Let’s make a canon! And let’s fill it with queer art, or queer-ish art, or art that has no idea how queer it is. Queer art is often secret art: black-market, whispered-about, read-between-the-lines art. And since secret art can be hard to find, let’s shine a light on a few of our favourite things so all our friends can see them.
We’ll call it a canon because it sounds Weighty and Important and Serious, but we also won’t be too serious about it. We won’t make The Canon, just a canon. Each month, we’ll chat with a different queer-about-town and ask them to submit something to the canon. And they’ll tell us what that book or play or movie or TV episode or sculpture or poem or dance piece or opera or photograph or painting or performance art piece or anything else means to them and why they think it deserves a spot in our illustrious canon.
So, the Alice special is what you’re feeling?
I’ve been holding this in for a very long time!
Let it all out!
It was on in 1985, so I was in the third grade. And it was a time in which if there was a television event or a television special, everyone watched it, because there were only a finite number of channels, and I remember the TV guide for the TV pull-out section for the Montreal Gazette had the front page with a gigantic caricature of all the stars. And I was already very theatrically inclined as a kid, but it was the purest idea of what showbiz was like. And it was almost a fever dream, because it was so big. It was two nights: the first was Alice in Wonderland and the second was Through the Looking Glass.
Oh, that’s such a great idea! What network was it for?
I think it was CBS. Steve Allen wrote the music–who is basically a nightclub composer. He would write for Dean Martin, Jerry Lewis, Ann Margret. I watch it all the time, I watch it once a year—and right away there’s this sorta dissonance between this Lewis Carroll very restrained Victorian material, but then when everybody sings, they sing something like The Velvet Lounge on the Vegas strip. So, like, Sammy Davis Jr plays the Caterpillar, and he raps.
Oh, my god…
And it’s also done in a pre-CGI world, so they had to build these wild sets on these gigantic soundstages; nothing’s computerized. And of course, the cherry on top of this sundae is Carol Channing in the second part as the White Queen, which is one of those things that is this gay identifier that when you see it—like, when I saw it when I was seven—you don’t know why it means so much, and you don’t know why it’s this camp touchstone.
A dog whistle.
Yeah, that’s what it is! A sign from one to another, and at the end of her big number, she transforms into a sheep.
Yeah, and that’s the bit that I’ve seen many times. That’s the meme, right? What does she say when it’s happening?
She says “Beeeetter. Much baaaah-tter.” And it becomes slower and slower and slower. And she then, very clumsily, because it’s 1986 technology, she very clumsily transforms into a live goat. And Alice runs away.
It’s very nightmarish.
It’s extremely nightmarish! Because there is not a person on the planet who has ever talked or behaved like Carol Channing to begin with. So, to put a sheep on top of that is… is really terrifying.
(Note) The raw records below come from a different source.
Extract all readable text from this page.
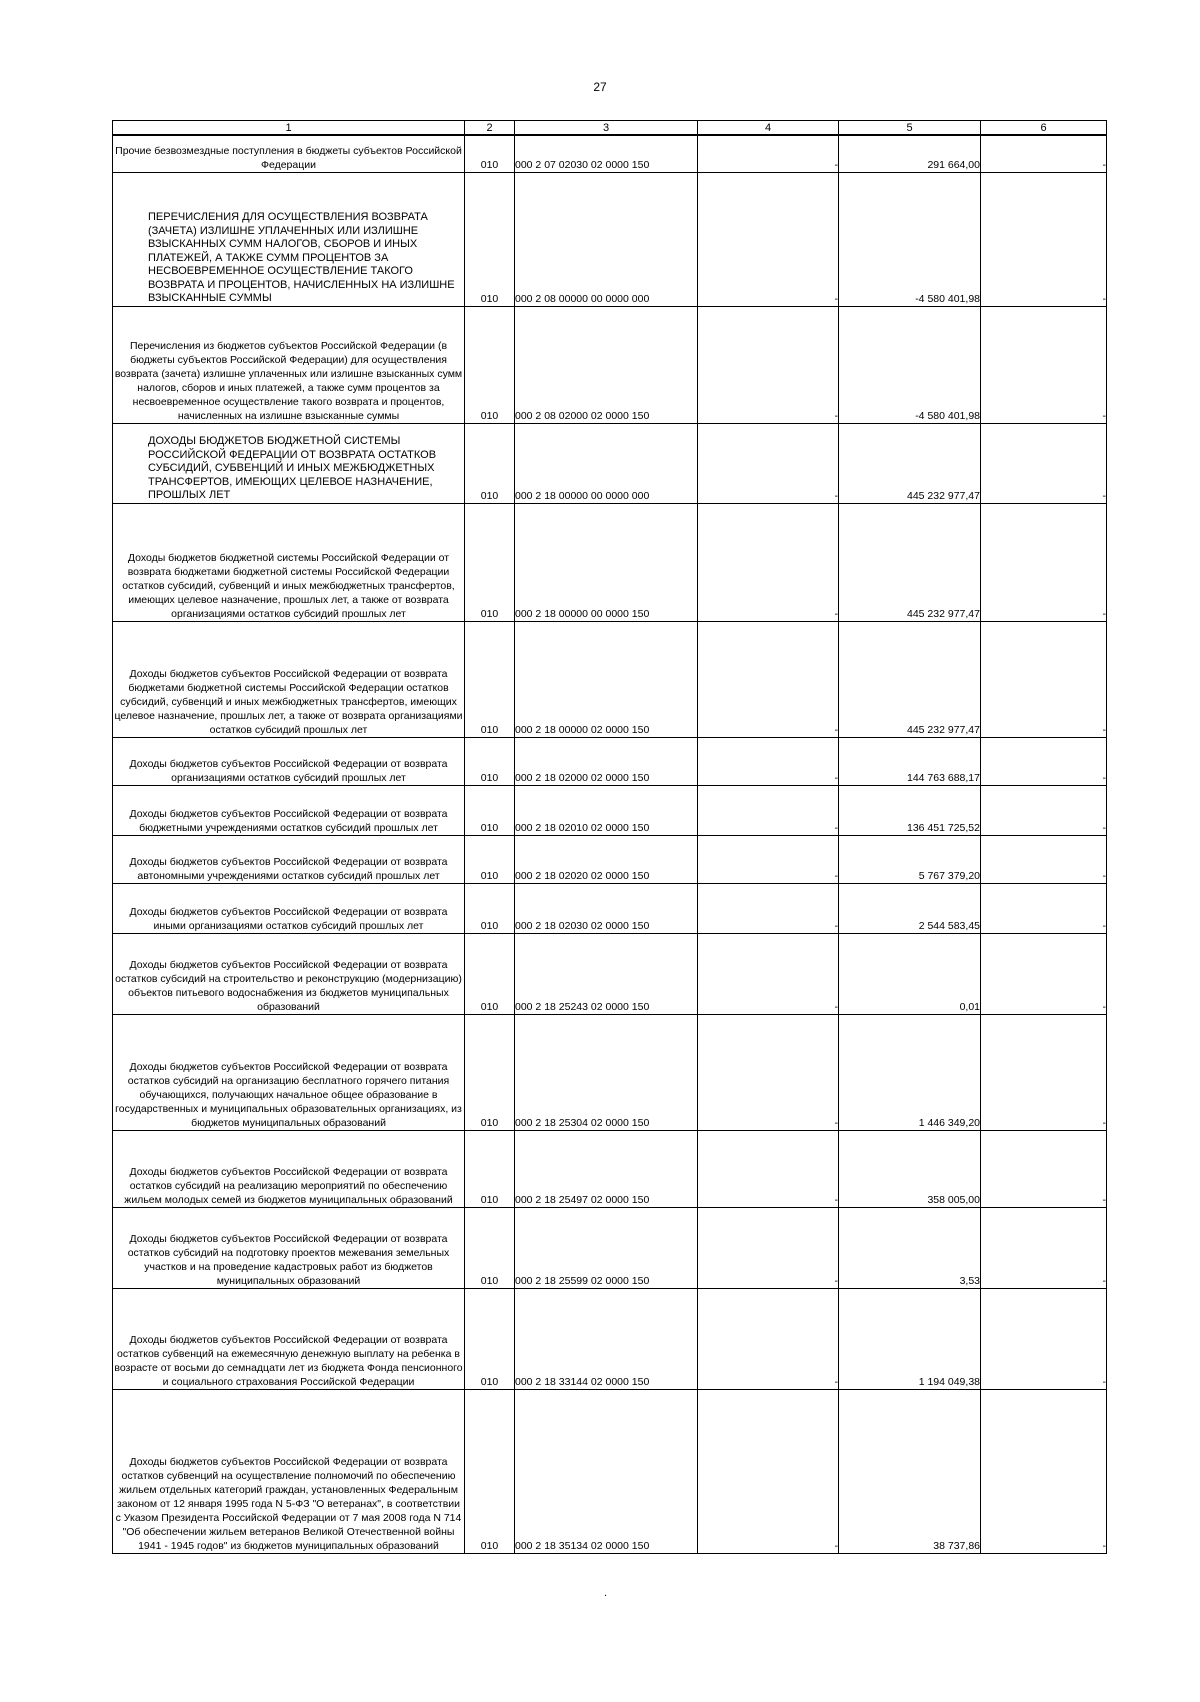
27
1	2	3	4	5	6
Прочие безвозмездные поступления в бюджеты субъектов Российской Федерации	010	000 2 07 02030 02 0000 150	-	291 664,00	-
ПЕРЕЧИСЛЕНИЯ ДЛЯ ОСУЩЕСТВЛЕНИЯ ВОЗВРАТА (ЗАЧЕТА) ИЗЛИШНЕ УПЛАЧЕННЫХ ИЛИ ИЗЛИШНЕ ВЗЫСКАННЫХ СУММ НАЛОГОВ, СБОРОВ И ИНЫХ ПЛАТЕЖЕЙ, А ТАКЖЕ СУММ ПРОЦЕНТОВ ЗА НЕСВОЕВРЕМЕННОЕ ОСУЩЕСТВЛЕНИЕ ТАКОГО ВОЗВРАТА И ПРОЦЕНТОВ, НАЧИСЛЕННЫХ НА ИЗЛИШНЕ ВЗЫСКАННЫЕ СУММЫ	010	000 2 08 00000 00 0000 000	-	-4 580 401,98	-
Перечисления из бюджетов субъектов Российской Федерации (в бюджеты субъектов Российской Федерации) для осуществления возврата (зачета) излишне уплаченных или излишне взысканных сумм налогов, сборов и иных платежей, а также сумм процентов за несвоевременное осуществление такого возврата и процентов, начисленных на излишне взысканные суммы	010	000 2 08 02000 02 0000 150	-	-4 580 401,98	-
ДОХОДЫ БЮДЖЕТОВ БЮДЖЕТНОЙ СИСТЕМЫ РОССИЙСКОЙ ФЕДЕРАЦИИ ОТ ВОЗВРАТА ОСТАТКОВ СУБСИДИЙ, СУБВЕНЦИЙ И ИНЫХ МЕЖБЮДЖЕТНЫХ ТРАНСФЕРТОВ, ИМЕЮЩИХ ЦЕЛЕВОЕ НАЗНАЧЕНИЕ, ПРОШЛЫХ ЛЕТ	010	000 2 18 00000 00 0000 000	-	445 232 977,47	-
Доходы бюджетов бюджетной системы Российской Федерации от возврата бюджетами бюджетной системы Российской Федерации остатков субсидий, субвенций и иных межбюджетных трансфертов, имеющих целевое назначение, прошлых лет, а также от возврата организациями остатков субсидий прошлых лет	010	000 2 18 00000 00 0000 150	-	445 232 977,47	-
Доходы бюджетов субъектов Российской Федерации от возврата бюджетами бюджетной системы Российской Федерации остатков субсидий, субвенций и иных межбюджетных трансфертов, имеющих целевое назначение, прошлых лет, а также от возврата организациями остатков субсидий прошлых лет	010	000 2 18 00000 02 0000 150	-	445 232 977,47	-
Доходы бюджетов субъектов Российской Федерации от возврата организациями остатков субсидий прошлых лет	010	000 2 18 02000 02 0000 150	-	144 763 688,17	-
Доходы бюджетов субъектов Российской Федерации от возврата бюджетными учреждениями остатков субсидий прошлых лет	010	000 2 18 02010 02 0000 150	-	136 451 725,52	-
Доходы бюджетов субъектов Российской Федерации от возврата автономными учреждениями остатков субсидий прошлых лет	010	000 2 18 02020 02 0000 150	-	5 767 379,20	-
Доходы бюджетов субъектов Российской Федерации от возврата иными организациями остатков субсидий прошлых лет	010	000 2 18 02030 02 0000 150	-	2 544 583,45	-
Доходы бюджетов субъектов Российской Федерации от возврата остатков субсидий на строительство и реконструкцию (модернизацию) объектов питьевого водоснабжения из бюджетов муниципальных образований	010	000 2 18 25243 02 0000 150	-	0,01	-
Доходы бюджетов субъектов Российской Федерации от возврата остатков субсидий на организацию бесплатного горячего питания обучающихся, получающих начальное общее образование в государственных и муниципальных образовательных организациях, из бюджетов муниципальных образований	010	000 2 18 25304 02 0000 150	-	1 446 349,20	-
Доходы бюджетов субъектов Российской Федерации от возврата остатков субсидий на реализацию мероприятий по обеспечению жильем молодых семей из бюджетов муниципальных образований	010	000 2 18 25497 02 0000 150	-	358 005,00	-
Доходы бюджетов субъектов Российской Федерации от возврата остатков субсидий на подготовку проектов межевания земельных участков и на проведение кадастровых работ из бюджетов муниципальных образований	010	000 2 18 25599 02 0000 150	-	3,53	-
Доходы бюджетов субъектов Российской Федерации от возврата остатков субвенций на ежемесячную денежную выплату на ребенка в возрасте от восьми до семнадцати лет из бюджета Фонда пенсионного и социального страхования Российской Федерации	010	000 2 18 33144 02 0000 150	-	1 194 049,38	-
Доходы бюджетов субъектов Российской Федерации от возврата остатков субвенций на осуществление полномочий по обеспечению жильем отдельных категорий граждан, установленных Федеральным законом от 12 января 1995 года N 5-ФЗ "О ветеранах", в соответствии с Указом Президента Российской Федерации от 7 мая 2008 года N 714 "Об обеспечении жильем ветеранов Великой Отечественной войны 1941 - 1945 годов" из бюджетов муниципальных образований	010	000 2 18 35134 02 0000 150	-	38 737,86	-
.
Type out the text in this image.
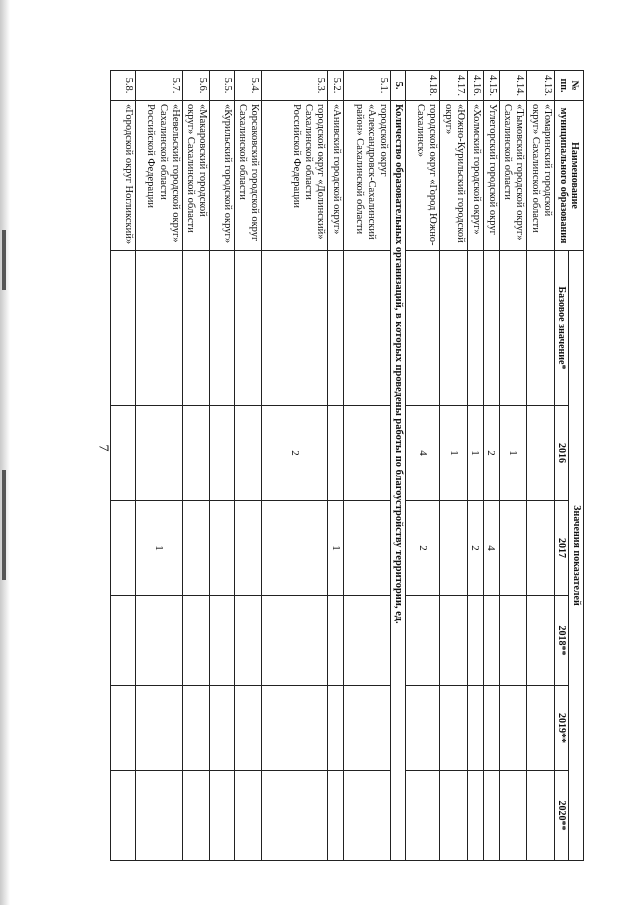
7
№ пп.	Наименование муниципального образования	Значения показателей					
		Базовое значение*	2016	2017	2018**	2019**	2020**
4.13.	«Томаринский городской округ» Сахалинской области						
4.14.	«Тымовский городской округ» Сахалинской области		1				
4.15.	Углегорский городской округ		2	4			
4.16.	«Холмский городской округ»		1	2			
4.17.	«Южно-Курильский городской округ»		1				
4.18.	городской округ «Город Южно-Сахалинск»		4	2			
5.	Количество образовательных организаций, в которых проведены работы по благоустройству территории, ед.						
5.1.	городской округ «Александровск-Сахалинский район» Сахалинской области						
5.2.	«Анивский городской округ»			1			
5.3.	городской округ «Долинский» Сахалинской области Российской Федерации		2				
5.4.	Корсаковский городской округ Сахалинской области						
5.5.	«Курильский городской округ»						
5.6.	«Макаровский городской округ» Сахалинской области						
5.7.	«Невельский городской округ» Сахалинской области Российской Федерации			1			
5.8.	«Городской округ Ногликский»						
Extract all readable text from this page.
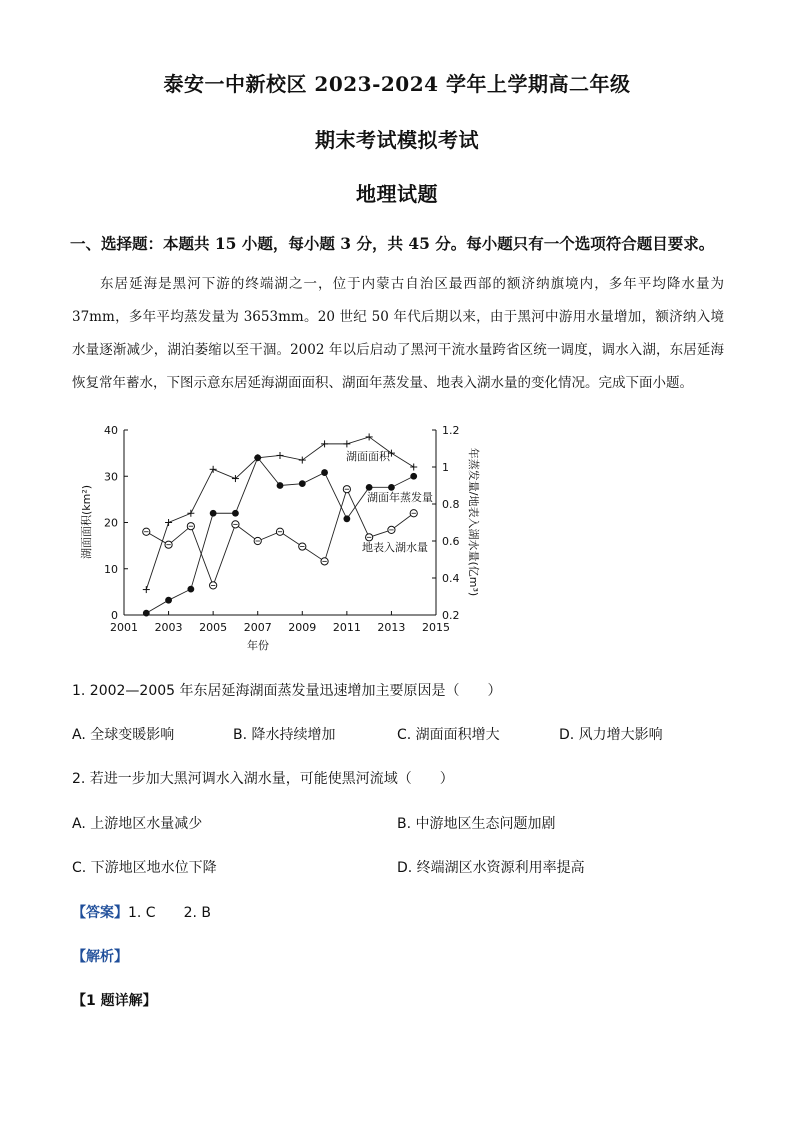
泰安一中新校区 2023-2024 学年上学期高二年级
期末考试模拟考试
地理试题
一、选择题：本题共 15 小题，每小题 3 分，共 45 分。每小题只有一个选项符合题目要求。
东居延海是黑河下游的终端湖之一，位于内蒙古自治区最西部的额济纳旗境内，多年平均降水量为 37mm，多年平均蒸发量为 3653mm。20 世纪 50 年代后期以来，由于黑河中游用水量增加，额济纳入境水量逐渐减少，湖泊萎缩以至干涸。2002 年以后启动了黑河干流水量跨省区统一调度，调水入湖，东居延海恢复常年蓄水，下图示意东居延海湖面面积、湖面年蒸发量、地表入湖水量的变化情况。完成下面小题。
2001 2003 2005 2007 2009 2011 2013 2015
0
10
20
30
40
0.2
0.4
0.6
0.8
1
1.2
湖面面积(km²)	年蒸发量/地表入湖水量(亿m³)
年份
湖面面积
湖面年蒸发量
地表入湖水量
1. 2002—2005 年东居延海湖面蒸发量迅速增加主要原因是（　　）
A. 全球变暖影响	B. 降水持续增加	C. 湖面面积增大	D. 风力增大影响
2. 若进一步加大黑河调水入湖水量，可能使黑河流域（　　）
A. 上游地区水量减少	B. 中游地区生态问题加剧
C. 下游地区地水位下降	D. 终端湖区水资源利用率提高
【答案】1. C　　2. B
【解析】
【1 题详解】
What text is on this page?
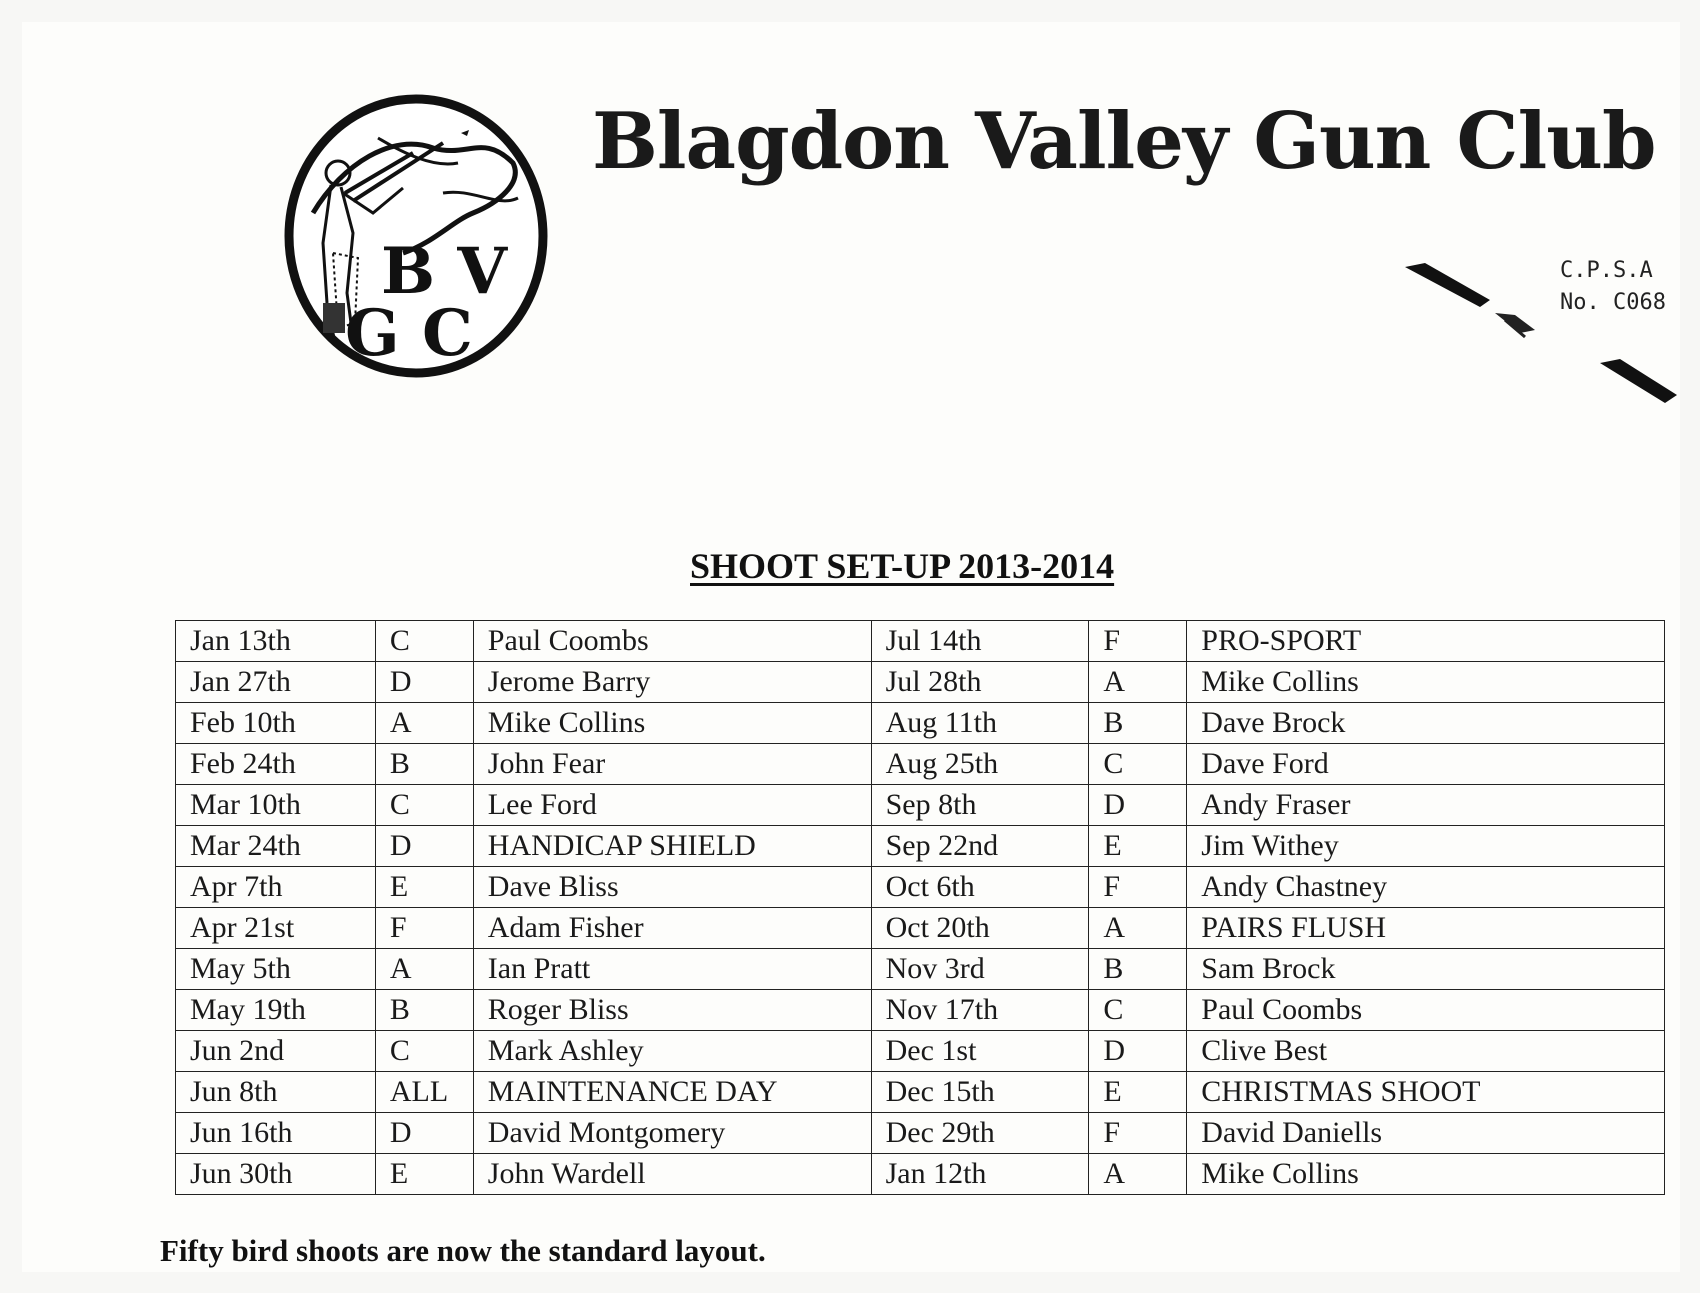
B V
G C
Blagdon Valley Gun Club
C.P.S.A
No. C068
SHOOT SET-UP 2013-2014
Jan 13th	C	Paul Coombs	Jul 14th	F	PRO-SPORT
Jan 27th	D	Jerome Barry	Jul 28th	A	Mike Collins
Feb 10th	A	Mike Collins	Aug 11th	B	Dave Brock
Feb 24th	B	John Fear	Aug 25th	C	Dave Ford
Mar 10th	C	Lee Ford	Sep 8th	D	Andy Fraser
Mar 24th	D	HANDICAP SHIELD	Sep 22nd	E	Jim Withey
Apr 7th	E	Dave Bliss	Oct 6th	F	Andy Chastney
Apr 21st	F	Adam Fisher	Oct 20th	A	PAIRS FLUSH
May 5th	A	Ian Pratt	Nov 3rd	B	Sam Brock
May 19th	B	Roger Bliss	Nov 17th	C	Paul Coombs
Jun 2nd	C	Mark Ashley	Dec 1st	D	Clive Best
Jun 8th	ALL	MAINTENANCE DAY	Dec 15th	E	CHRISTMAS SHOOT
Jun 16th	D	David Montgomery	Dec 29th	F	David Daniells
Jun 30th	E	John Wardell	Jan 12th	A	Mike Collins
Fifty bird shoots are now the standard layout.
I sometimes find bad or obsolete special effects more unnerving than good ones. I feel like it’s sort of like the vibe when Killer BOB’s face is superimposed on Twin Peaks, where I’m like “ahh, this technology is super lo-fi, and for some reason that makes it even more unsettling!”
It’s like Peter Pan, when you can see the cable attached to the back. When you can see the machinations, that sometimes helps with your suspension of disbelief. And when you see one of these specials today that involves a bunch of celebrities getting together, it’s usually done in this kind of James Franco vein, where there’s a lot of irony and lot of sarcasm, and everybody’s sort of poking fun at a genre. Which for me, makes me sort of stop at the threshold. But Alice is sort of the last gasp of this style of show business without a lot of irony.
Sincerity is very queer. So, you saw this when it aired?
I saw it when it aired. I taped it on VHS. So, when they would let me, I would watch at least a bit of it on a daily basis. I would come home, do my homework, and then watch one chunk of Alice in Wonderland from one commercial break to another. And I had this tape for so long that me and my brother—we anticipated when the commercials would come in. The commercials were almost a part of that special as well, because it’s such a well worn tape. And the great thing about Alice in Wonderland is that it’s sort of an inverse of The Wizard of Oz where she gets to this crazy world and she wants to get home, but everyone’s sort of a dick to her.
Right. She’s not meeting fabulous friends.
“I’ll miss you most of all, Scarecrow!” She’s not getting any of that, and again it’s tied to whatever Victorian political commentary Carroll was making at the time, but because of that, it’s this story about this poor innocent child who meets a bunch of creeps who are awful to her and don’t help her at all.